Last month I (Bob) visited a local elementary school for a “Science Alliance” visit. This is a program in our community to being local scientists into the classroom. I brought the Cartoon Network simulator I have been developing (Calin-Jageman, 2017, 2018). This simulator is simple-enough that kids can use, but complex enough to generate some really cool network behaviors (reflex chains, oscillations, etc.). The simulation can be hooked up to a cheap USB robot, so kids can design the ‘brains’ of the robot, giving it the characteristics they want (fearful–to run away from being touched; aggressive–to track light), etc.

The kids *loved* the activity–the basic ideas were easy to grasp and they were quickly exploring, trying things out, and sharing results with each other. They made their Finches chirp and dance, and in the process discovered recurrent loops and the importance of inhibition.

In developing Cartoon Network, my inspiration was logo, the programming language developed by Seymour Papert and colleagues at MIT. I was a “logo kid”–it was basically the only thing you *could* do on the computer lab my elementary school installed when I was in second grade. Logo was *fun*–you could draw things, make animations…it was a world I wanted to explore. But Logo didn’t make it terribly easy–as you went along you would need/want key programming concepts. I clearly remember sitting in the classroom writing a program to draw my name and being frustrated at having to re-write the commands to make a B at the end of my name when I had already typed them out for the B at the beginning of my name. The teacher came by and introduced me to functions, and I remember being so happy about the idea of a “to b” function. I immediately grasped that I could write functions for every letter once and then be able to have the turtle type anything I wanted in no time at all. Pretty soon I had a “logo typewriter” that I was soooo proud of. I could viscerally appreciate the time I had saved, as I could quickly make messages to print out that would have taken me the whole class-period to code ‘by letter’.

Years later I read Mindstorms, Papert’s explanation of the philosophy behind Logo. This remains, to my mind, one of the most important books on pedagogy, teaching, and technology. Papert applied Piaget’s model of children as scientists (he had trained with Piaget). He believed that if you can make a microworld that is fun to explore, children will naturally need, discover, and understand deep concepts embedded in that world. That’s what I was experiencing back in 2nd grade–I desperately needed functions, and so the idea of them stuck with me in a way that they never would in an artificial “hello world” type of programming exercise. Having grown up a “logo kid”, reading Mindstorms was especially exciting–I could recognize myself in the examples, and connect my childhood experiences to the deeper ideas about learning Papert used to structure my experience.
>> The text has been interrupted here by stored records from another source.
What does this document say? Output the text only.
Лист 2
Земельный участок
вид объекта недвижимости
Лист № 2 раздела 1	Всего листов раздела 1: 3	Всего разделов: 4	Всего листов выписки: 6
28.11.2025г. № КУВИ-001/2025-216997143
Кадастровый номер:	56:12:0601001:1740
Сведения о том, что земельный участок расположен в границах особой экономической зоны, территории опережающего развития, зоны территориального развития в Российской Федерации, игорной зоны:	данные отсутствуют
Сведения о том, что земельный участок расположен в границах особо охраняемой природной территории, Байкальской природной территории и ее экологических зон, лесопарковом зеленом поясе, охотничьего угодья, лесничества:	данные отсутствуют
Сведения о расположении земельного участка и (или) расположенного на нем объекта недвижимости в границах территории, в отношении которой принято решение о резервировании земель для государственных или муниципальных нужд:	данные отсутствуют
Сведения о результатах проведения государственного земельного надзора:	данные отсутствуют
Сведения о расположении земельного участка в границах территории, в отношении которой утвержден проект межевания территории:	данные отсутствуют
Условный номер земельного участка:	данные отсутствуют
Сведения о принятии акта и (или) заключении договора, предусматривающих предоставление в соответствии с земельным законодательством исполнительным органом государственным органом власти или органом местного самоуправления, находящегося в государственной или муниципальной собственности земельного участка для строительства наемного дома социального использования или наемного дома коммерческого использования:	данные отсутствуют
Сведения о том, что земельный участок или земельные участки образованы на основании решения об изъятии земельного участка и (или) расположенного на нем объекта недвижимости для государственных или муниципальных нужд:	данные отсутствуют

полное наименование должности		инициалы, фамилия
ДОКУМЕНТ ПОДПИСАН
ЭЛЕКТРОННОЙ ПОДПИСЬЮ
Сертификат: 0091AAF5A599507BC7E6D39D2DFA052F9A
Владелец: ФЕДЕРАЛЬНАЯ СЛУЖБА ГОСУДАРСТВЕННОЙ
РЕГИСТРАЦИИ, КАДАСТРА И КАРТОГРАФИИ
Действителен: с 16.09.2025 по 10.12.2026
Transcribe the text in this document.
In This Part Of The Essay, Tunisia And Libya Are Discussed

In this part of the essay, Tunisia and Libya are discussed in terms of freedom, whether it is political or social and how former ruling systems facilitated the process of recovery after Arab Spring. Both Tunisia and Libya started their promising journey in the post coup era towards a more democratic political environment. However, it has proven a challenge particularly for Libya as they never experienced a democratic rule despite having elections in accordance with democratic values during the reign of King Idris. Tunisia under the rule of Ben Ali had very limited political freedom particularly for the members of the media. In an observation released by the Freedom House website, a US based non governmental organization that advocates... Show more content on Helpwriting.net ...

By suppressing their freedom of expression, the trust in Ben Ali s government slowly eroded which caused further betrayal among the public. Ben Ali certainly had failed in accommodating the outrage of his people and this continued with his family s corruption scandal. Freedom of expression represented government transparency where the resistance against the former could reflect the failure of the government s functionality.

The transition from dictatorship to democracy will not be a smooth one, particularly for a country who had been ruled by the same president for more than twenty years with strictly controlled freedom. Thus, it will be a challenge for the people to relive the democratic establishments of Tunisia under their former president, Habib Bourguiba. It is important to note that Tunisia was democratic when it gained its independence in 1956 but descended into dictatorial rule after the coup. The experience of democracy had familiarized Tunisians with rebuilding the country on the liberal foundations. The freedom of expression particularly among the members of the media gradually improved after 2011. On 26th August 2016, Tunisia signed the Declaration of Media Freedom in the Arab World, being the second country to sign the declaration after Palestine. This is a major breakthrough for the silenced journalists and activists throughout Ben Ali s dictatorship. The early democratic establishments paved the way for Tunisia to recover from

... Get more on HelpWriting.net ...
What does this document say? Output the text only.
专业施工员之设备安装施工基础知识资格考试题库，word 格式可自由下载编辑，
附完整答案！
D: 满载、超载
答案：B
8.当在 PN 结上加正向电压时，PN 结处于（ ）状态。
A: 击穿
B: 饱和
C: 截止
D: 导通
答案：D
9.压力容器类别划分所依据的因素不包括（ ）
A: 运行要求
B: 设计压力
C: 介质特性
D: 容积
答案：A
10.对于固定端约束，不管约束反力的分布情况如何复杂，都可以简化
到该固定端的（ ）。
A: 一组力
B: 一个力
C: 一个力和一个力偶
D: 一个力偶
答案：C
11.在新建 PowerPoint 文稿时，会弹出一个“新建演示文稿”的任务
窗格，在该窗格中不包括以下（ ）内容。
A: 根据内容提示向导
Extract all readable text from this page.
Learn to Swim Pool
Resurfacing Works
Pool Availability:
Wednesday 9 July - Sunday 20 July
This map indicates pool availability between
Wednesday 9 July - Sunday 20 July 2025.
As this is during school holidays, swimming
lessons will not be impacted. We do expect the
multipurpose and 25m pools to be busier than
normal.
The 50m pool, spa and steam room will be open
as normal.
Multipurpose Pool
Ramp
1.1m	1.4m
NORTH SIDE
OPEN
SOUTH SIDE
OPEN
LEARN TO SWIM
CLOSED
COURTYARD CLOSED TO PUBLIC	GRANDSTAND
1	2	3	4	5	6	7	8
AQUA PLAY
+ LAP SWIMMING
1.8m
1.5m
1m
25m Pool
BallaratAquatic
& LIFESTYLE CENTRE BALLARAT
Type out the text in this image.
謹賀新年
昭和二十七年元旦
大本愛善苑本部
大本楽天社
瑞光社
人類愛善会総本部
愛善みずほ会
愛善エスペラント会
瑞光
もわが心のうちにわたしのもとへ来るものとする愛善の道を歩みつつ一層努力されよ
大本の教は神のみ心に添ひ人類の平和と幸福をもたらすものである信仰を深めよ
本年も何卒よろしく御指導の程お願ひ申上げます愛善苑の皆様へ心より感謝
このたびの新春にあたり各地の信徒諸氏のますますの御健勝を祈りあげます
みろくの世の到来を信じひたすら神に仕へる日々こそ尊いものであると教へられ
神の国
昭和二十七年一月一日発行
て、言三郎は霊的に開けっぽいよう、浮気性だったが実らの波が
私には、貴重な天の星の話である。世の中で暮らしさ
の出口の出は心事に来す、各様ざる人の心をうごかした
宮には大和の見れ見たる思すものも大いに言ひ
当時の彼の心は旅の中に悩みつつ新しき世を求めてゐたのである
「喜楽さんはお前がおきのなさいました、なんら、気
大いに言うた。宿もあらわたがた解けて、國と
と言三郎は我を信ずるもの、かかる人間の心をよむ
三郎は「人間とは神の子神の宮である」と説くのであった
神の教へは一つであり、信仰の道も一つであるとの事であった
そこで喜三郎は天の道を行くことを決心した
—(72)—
Papert warned that microworlds must be playful and open-ended. Most importantly a microworld should not be reduced to a ‘drill and skill’ environment where kids have to come up with *the* answer. Sadly, he saw computers and technologies being used that way–to program the kids rather than having the kids program the computers. Even more sad, almost all the “kids can code” initiatives out there have lost this open-ended sense of exploration–they are mostly a series of specific challenges, each with one right answer. They do not inspire much joy or excitement; their success is measured in the number of kids pushed through. (Yes, there are some exceptions, like minecraft coding, etc… but most of the kids code initiatives are just terrible, nothing like what Papert had in mind).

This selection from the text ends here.